The purpose of this statute is to limit the obligation of school districts to provide tuition-free education to students whose parents or legal guardians reside within the district (Appeal of Polynice, 48 Ed Dept Rep 490, Decision No. 15,927; Appeal of Naab, 48 id. 484, Decision No. 15,924).  “Residence” for purposes of Education Law §3202 is established by one’s physical presence as an inhabitant within the district and intent to reside in the district (Longwood Cent. School Dist. v. Springs Union Free School Dist., 1 NY3d 385; Appeal of Naab, 48 Ed Dept Rep 484, Decision No. 15,924).  A child's residence is presumed to be that of his or her parents or legal guardians (Catlin v. Sobol, 155 AD2d 24, revd on other grounds, 77 NY2d 552 (1991); Appeal of Polynice, 48 Ed Dept Rep 490, Decision No. 15,927).

In an appeal to the Commissioner, a petitioner has the burden of demonstrating a clear legal right to the relief requested and the burden of establishing the facts upon which petitioner seeks relief (8 NYCRR §275.10; Appeal of Aversa, 48 Ed Dept Rep 523, Decision No. 15,936; Appeal of Hansen, 48 id. 354, Decision No. 15,884; Appeal of P.M., 48 id. 348, Decision No. 15,882).
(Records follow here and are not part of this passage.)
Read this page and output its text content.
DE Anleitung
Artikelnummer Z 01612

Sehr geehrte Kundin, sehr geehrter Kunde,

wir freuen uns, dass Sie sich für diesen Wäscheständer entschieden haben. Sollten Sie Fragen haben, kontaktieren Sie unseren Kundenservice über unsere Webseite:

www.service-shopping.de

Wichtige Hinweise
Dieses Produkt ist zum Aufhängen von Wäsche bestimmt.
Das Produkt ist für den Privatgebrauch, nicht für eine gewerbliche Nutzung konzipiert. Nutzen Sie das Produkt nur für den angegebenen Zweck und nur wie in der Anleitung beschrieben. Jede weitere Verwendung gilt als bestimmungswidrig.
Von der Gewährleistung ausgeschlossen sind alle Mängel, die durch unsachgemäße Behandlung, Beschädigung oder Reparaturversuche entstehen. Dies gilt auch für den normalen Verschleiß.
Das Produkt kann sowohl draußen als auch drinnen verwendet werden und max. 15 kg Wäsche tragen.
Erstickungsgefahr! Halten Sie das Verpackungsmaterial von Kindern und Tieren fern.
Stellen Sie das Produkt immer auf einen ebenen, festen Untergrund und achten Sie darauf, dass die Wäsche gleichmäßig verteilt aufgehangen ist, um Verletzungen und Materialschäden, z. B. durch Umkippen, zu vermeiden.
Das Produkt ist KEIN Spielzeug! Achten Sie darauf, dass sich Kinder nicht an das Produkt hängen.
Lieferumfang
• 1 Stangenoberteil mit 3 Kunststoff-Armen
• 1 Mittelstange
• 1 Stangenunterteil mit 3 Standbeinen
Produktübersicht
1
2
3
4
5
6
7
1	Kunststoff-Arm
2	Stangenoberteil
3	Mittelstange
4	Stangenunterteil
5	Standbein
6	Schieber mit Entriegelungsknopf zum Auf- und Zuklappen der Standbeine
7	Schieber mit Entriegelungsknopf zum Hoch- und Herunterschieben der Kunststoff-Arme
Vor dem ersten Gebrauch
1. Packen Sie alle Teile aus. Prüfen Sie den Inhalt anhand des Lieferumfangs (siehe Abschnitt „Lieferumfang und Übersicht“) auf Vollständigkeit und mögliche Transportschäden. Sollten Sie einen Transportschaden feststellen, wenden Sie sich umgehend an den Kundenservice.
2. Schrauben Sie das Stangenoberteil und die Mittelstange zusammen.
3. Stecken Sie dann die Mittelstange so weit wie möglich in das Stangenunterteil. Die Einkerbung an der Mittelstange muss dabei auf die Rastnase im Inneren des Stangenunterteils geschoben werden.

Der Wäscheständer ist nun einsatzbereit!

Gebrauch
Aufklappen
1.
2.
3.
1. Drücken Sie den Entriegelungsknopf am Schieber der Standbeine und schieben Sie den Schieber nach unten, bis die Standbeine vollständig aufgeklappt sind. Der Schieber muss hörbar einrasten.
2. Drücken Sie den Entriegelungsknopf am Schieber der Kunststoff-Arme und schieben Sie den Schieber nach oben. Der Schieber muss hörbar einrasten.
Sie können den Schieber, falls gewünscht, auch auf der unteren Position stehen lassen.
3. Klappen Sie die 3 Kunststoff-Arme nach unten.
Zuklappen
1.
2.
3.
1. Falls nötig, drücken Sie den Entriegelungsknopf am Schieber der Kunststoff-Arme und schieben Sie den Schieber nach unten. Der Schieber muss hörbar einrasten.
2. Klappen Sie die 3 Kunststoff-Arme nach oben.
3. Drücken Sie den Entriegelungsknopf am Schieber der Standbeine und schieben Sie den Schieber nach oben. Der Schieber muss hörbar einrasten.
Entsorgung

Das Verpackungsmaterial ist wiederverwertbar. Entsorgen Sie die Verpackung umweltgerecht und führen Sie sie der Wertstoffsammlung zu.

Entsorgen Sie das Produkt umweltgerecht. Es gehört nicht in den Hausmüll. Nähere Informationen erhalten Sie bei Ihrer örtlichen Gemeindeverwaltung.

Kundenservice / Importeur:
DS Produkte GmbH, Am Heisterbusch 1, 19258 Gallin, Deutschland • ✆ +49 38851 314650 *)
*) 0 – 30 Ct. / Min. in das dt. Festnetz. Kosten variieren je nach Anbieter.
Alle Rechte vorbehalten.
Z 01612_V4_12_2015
Petitioner has failed to establish that her daughter is entitled to continue attending school in respondent’s district.  Petitioner admits that she and her daughter currently reside outside respondent’s district.  However, petitioner claims that Brandy is entitled to attend respondent’s schools based on district policy.  Board Policy No. 5.170-02 II(E) provides that a student may remain in the district’s schools for the balance of the current school year if the student’s family moves out of the district when less than half of the number of days in the regularly scheduled school year remain. 
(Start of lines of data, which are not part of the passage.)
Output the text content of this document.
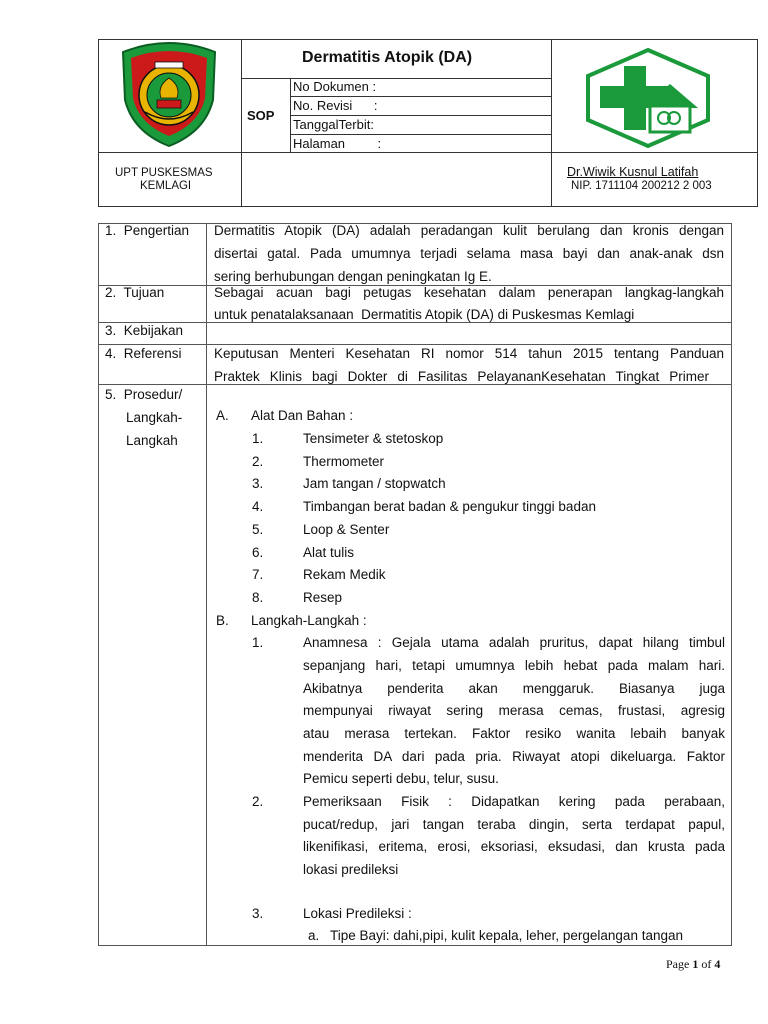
Dermatitis Atopik (DA)
SOP
No Dokumen :
No. Revisi      :
TanggalTerbit:
Halaman         :
UPT PUSKESMAS
KEMLAGI
Dr.Wiwik Kusnul Latifah
NIP. 1711104 200212 2 003
1.  Pengertian Dermatitis Atopik (DA) adalah peradangan kulit berulang dan kronis dengan
disertai gatal. Pada umumnya terjadi selama masa bayi dan anak-anak dsn
sering berhubungan dengan peningkatan Ig E.
2.  Tujuan	Sebagai acuan bagi petugas kesehatan dalam penerapan langkag-langkah
untuk penatalaksanaan  Dermatitis Atopik (DA) di Puskesmas Kemlagi
3.  Kebijakan
4.  Referensi Keputusan Menteri Kesehatan RI nomor 514 tahun 2015 tentang Panduan
Praktek Klinis bagi Dokter di Fasilitas PelayananKesehatan Tingkat Primer
5.  Prosedur/
Langkah-
Langkah
A. Alat Dan Bahan :
1.	Tensimeter & stetoskop
2.	Thermometer
3.	Jam tangan / stopwatch
4.	Timbangan berat badan & pengukur tinggi badan
5.	Loop & Senter
6.	Alat tulis
7.	Rekam Medik
8.	Resep
B. Langkah-Langkah :
1.	Anamnesa : Gejala utama adalah pruritus, dapat hilang timbul
sepanjang hari, tetapi umumnya lebih hebat pada malam hari.
Akibatnya penderita akan menggaruk. Biasanya juga
mempunyai riwayat sering merasa cemas, frustasi, agresig
atau merasa tertekan. Faktor resiko wanita lebaih banyak
menderita DA dari pada pria. Riwayat atopi dikeluarga. Faktor
Pemicu seperti debu, telur, susu.
2.	Pemeriksaan Fisik : Didapatkan kering pada perabaan,
pucat/redup, jari tangan teraba dingin, serta terdapat papul,
likenifikasi, eritema, erosi, eksoriasi, eksudasi, dan krusta pada
lokasi predileksi
3.	Lokasi Predileksi :
a. Tipe Bayi: dahi,pipi, kulit kepala, leher, pergelangan tangan
Page 1 of 4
It appears from the record that petitioner and Brandy moved out of respondent’s district on or about October 3, 2011.  At that time more than half the school year remained.  Consequently, Board Policy No. 5.170-02 II(E) is not applicable and does not entitle Brandy to continued attendance in respondent’s schools.  Although respondent permitted Brandy to continue to attend school in the district while it considered petitioner’s request, the district’s leniency does not extend the date that petitioner is determined to have moved from the district or otherwise render Board Policy No. 5.170-02 II(E) applicable.

Further, I note that, although respondent permits non-resident students to attend its schools upon payment of tuition, respondent asserts that petitioner stated that she could not afford to pay tuition.  Petitioner submits no reply to refute that assertion.

Therefore, on this record, I cannot conclude that respondent’s refusal to permit Brandy’s continued attendance in its school district tuition-free was arbitrary, capricious or unreasonable.  I have considered petitioner’s remaining contentions and find them to be without merit.

Although the appeal must be dismissed, I note that petitioner retains the right to reapply for admission to the district on her children’s behalf at any time, should circumstances change, and to submit any information or documentation for respondent’s consideration.